Usai sarapan dan meneguk kopi susu kesukaannya, Mas Fery beranjak dari tempat duduk kemudian merapihkan jasnya. Aku mengikuti langkahnya yang berjalan terlebih dahulu menuju pintu utama.

"Mas, apa kamu bisa bertemu, Rani?" Aku bertanya sebelum Mas Fery masuk ke dalam mobilnya.

"Untuk apa? Aku tidak mau salah paham lagi. Biarkan aku jadi Ayah yang acuh saja pada anaknya," balas Mas Fery terdengar ketus.

"Aku kan sudah minta maaf, Mas." Aku membela diri.

"Lalu untuk apa aku menemui, Rani?" Mas Fery bertanya. Ketus dan acuh nyaris tanpa ada senyuman sedikit pun di bibirnya.

"Aku mau minta tolong, bawa Rani pulang. Aku memang marah pada Rani, tapi kemarahan seorang Ibu bukan berarti ingin jauh dari anaknya," pintaku dengan sendu. Aku menurunkan tatapan saat bola mata ini mulai berembun.

Mas Fery masih diam seperti tengah berpikir. Namun tidak lama ia pun menjawab, "Iya, aku usahakan. Tapi, aku tidak janji bisa membawa Rani pulang."

Aku menyeringai. Setidaknya, Mas Fery akan berusaha.

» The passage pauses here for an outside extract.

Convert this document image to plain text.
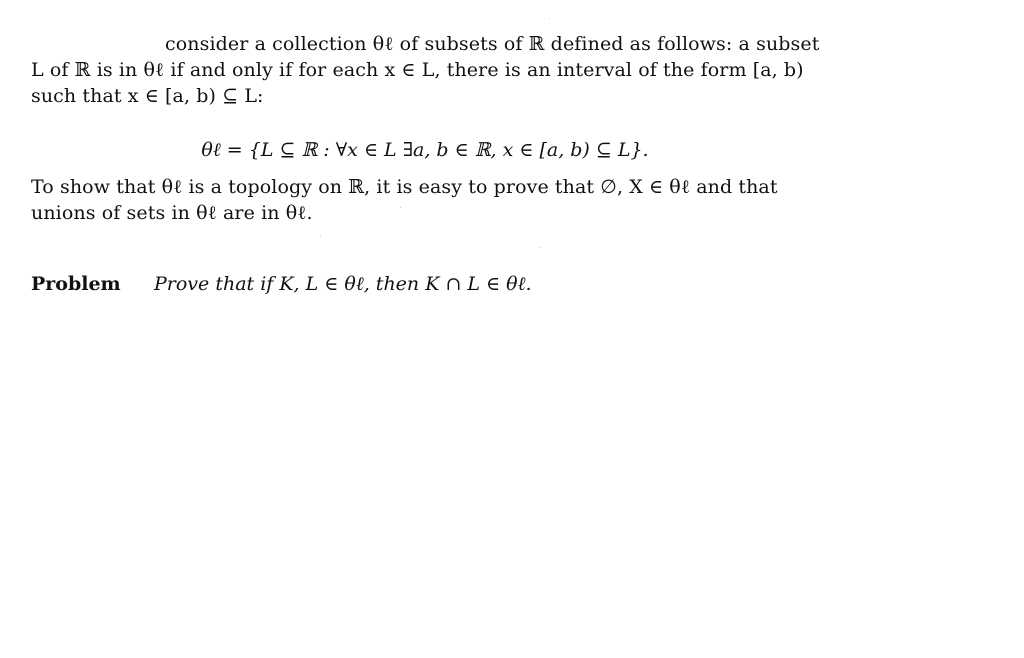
consider a collection θℓ of subsets of ℝ defined as follows: a subset L of ℝ is in θℓ if and only if for each x ∈ L, there is an interval of the form [a, b) such that x ∈ [a, b) ⊆ L:

θℓ = {L ⊆ ℝ : ∀x ∈ L ∃a, b ∈ ℝ, x ∈ [a, b) ⊆ L}.

To show that θℓ is a topology on ℝ, it is easy to prove that ∅, X ∈ θℓ and that unions of sets in θℓ are in θℓ.

Problem Prove that if K, L ∈ θℓ, then K ∩ L ∈ θℓ.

"Terima kasih, Mas," ucapku. Aku mengukir senyuman manis pagi ini, namun tak dibalas suamiku.

Mas Fery bergegas masuk ke dalam sedan hitamnya kemudian berlalu meninggalkan rumah, membelah jalan raya yang mulai sibuk dengan lalu lalang kendaraan di pagi hari.

Mas Fery jadi dingin. Sikapnya tak lagi hangat seperti dulu. Aku menghela napas kasar. Hanya bisa berharap kejanggalan di dalam dada ini segera terjawab. Aku bahkan masih belum tahu mengenai alat kontrasepsi di kamar Rani dan di tempat sampah tempo lalu.

Perasaan berkata lain dari jawaban Mas Fery, entah kenapa aku merasa yakin ada yang tengah Mas Fery tutupi di belakangku.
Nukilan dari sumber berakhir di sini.